Getting there early allows you time to work the room as the audience members are traipsing in. You are charm personified as you smile, exchange cards, chat, thank them for attending and create that all important positive first impression. The key here is to let them do all the talking. Your turn will come, so let them tell you why they are here for the talk, what interests them about the topic etc. In this way, you pick up valuable data on the topic and on the zeitgeist in the room. You are also winning over fans for your presentation before you even give it. It is rare that anyone can withstand this type of charm offensive before the talk, then suddenly turn into a Frankenstein monster at Q&A time and start savaging you. That scrum of the great unwashed are those who turned up late and you didn’t get a chance to smooze them.
Don’t be in hurry to bolt out of the room after you have finished either. Allow the time to spend chatting with those who have a big enough interest to stay back and engage with you. They will want to exchange business cards and build their network, so make time for them to do that. There will be those with a burning interest in the subject who want to ask a question of you directly and privately. There will be business groupies who like to meet big shots and by definition, being the speaker, you are a big shot.
You will have gotten a good sense of how things went by your observations of people’s faces as you were in delivery mode, plus from the nature of the questions at Q&A. After the talk is over, you can also get a good gauge by how many people want to hang around in a long line to meet you. Don’t rush off. Instead, allocate the time to be gracious with people who are also allocating their time to talk with you. The charm offensive has to go all the way, so don’t try and be “efficient” and truncate it.

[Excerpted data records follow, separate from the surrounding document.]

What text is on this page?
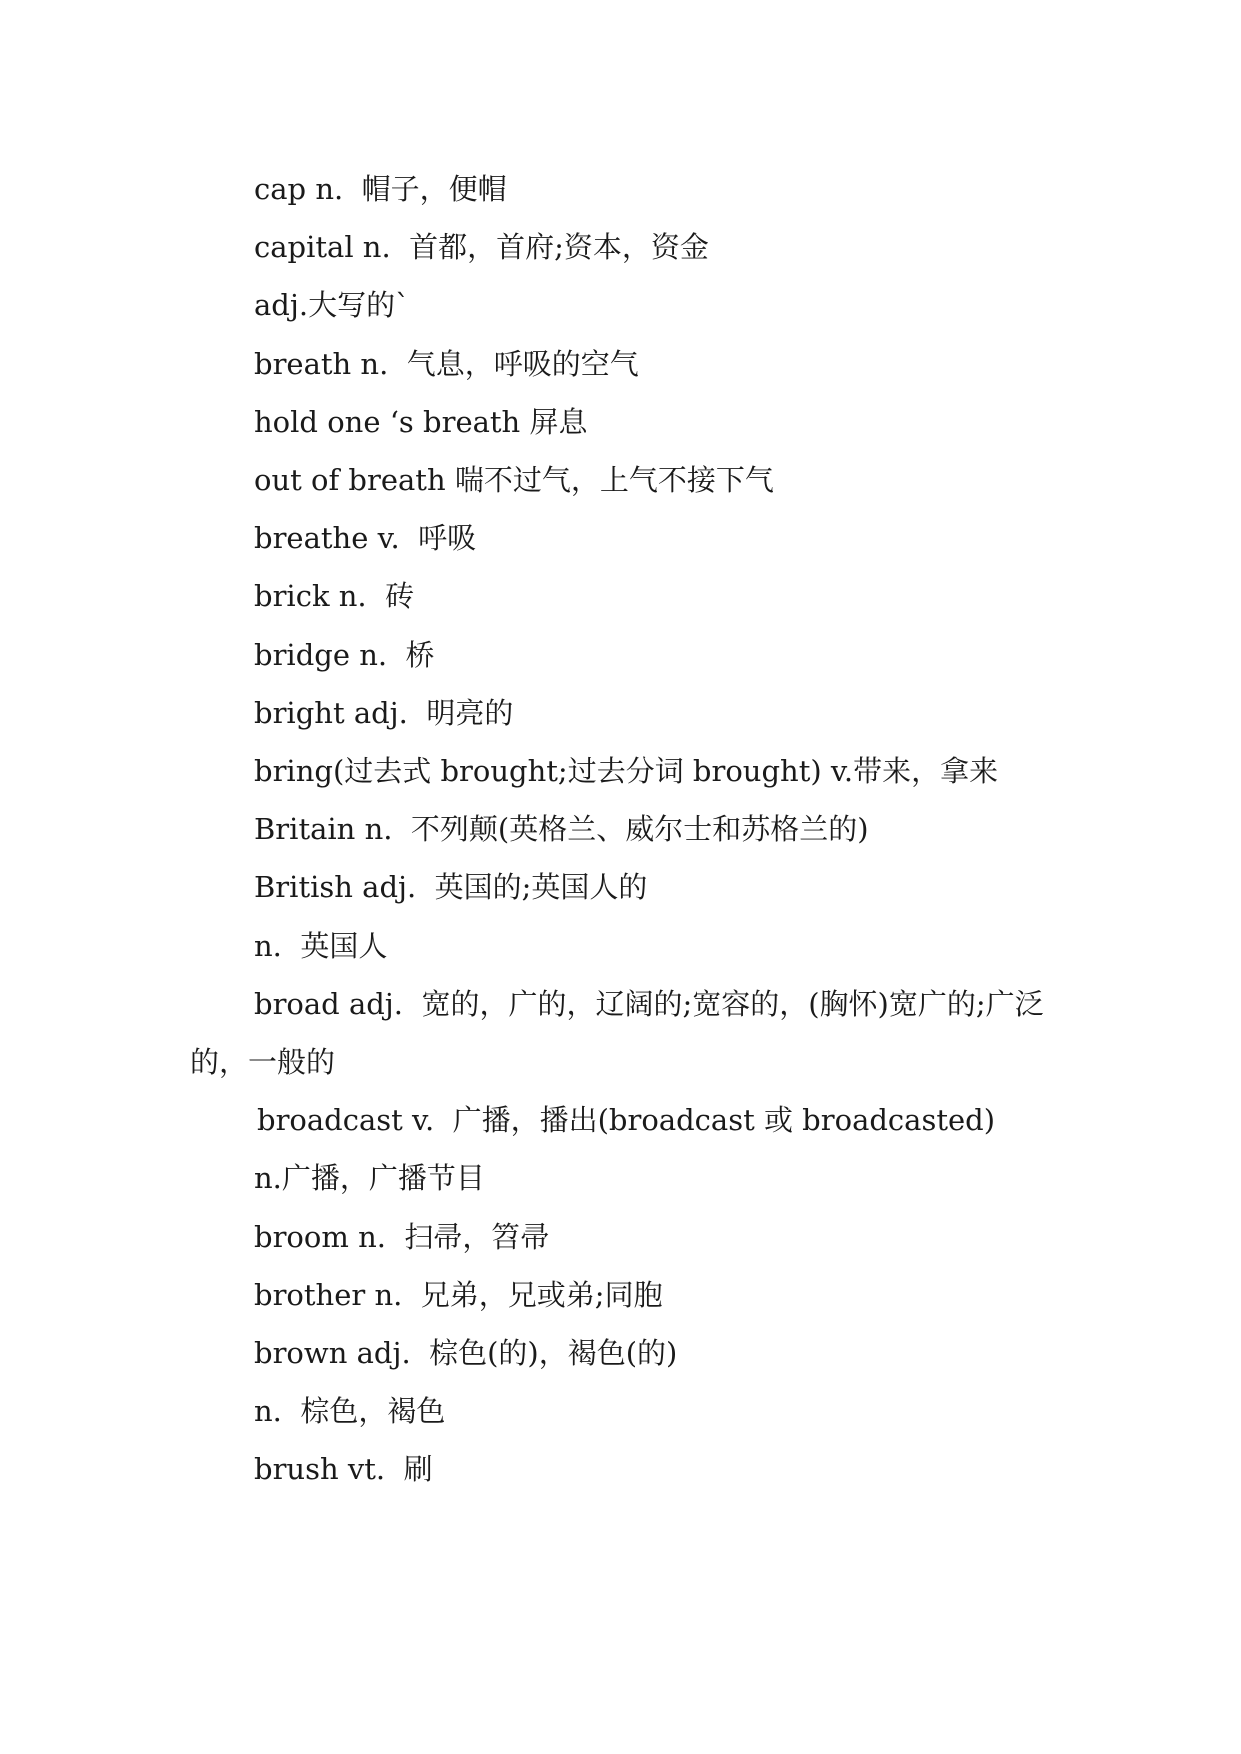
cap n.  帽子，便帽

capital n.  首都，首府;资本，资金

adj.大写的`

breath n.  气息，呼吸的空气

hold one ‘s breath 屏息

out of breath 喘不过气，上气不接下气

breathe v.  呼吸

brick n.  砖

bridge n.  桥

bright adj.  明亮的

bring(过去式 brought;过去分词 brought) v.带来，拿来

Britain n.  不列颠(英格兰、威尔士和苏格兰的)

British adj.  英国的;英国人的

n.  英国人

broad adj.  宽的，广的，辽阔的;宽容的，(胸怀)宽广的;广泛的，一般的

broadcast v.  广播，播出(broadcast 或 broadcasted)

n.广播，广播节目

broom n.  扫帚，笤帚

brother n.  兄弟，兄或弟;同胞

brown adj.  棕色(的)，褐色(的)

n.  棕色，褐色

brush vt.  刷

I have also found that if you are high energy speaker, a powerful and passionate presenter then the whole thing is draining. Also, if you are introvert like me, all of those people are wearing you out. I find being charming is really tiring. So don’t forget to build in a bit of recovery time for yourself, rather than rushing straight back into the fray. Find a quite coffee shop and take a few moments to regroup and quietly reflect on how it went. This introspection is important and even better, take some notes and keep the record for review before the next event.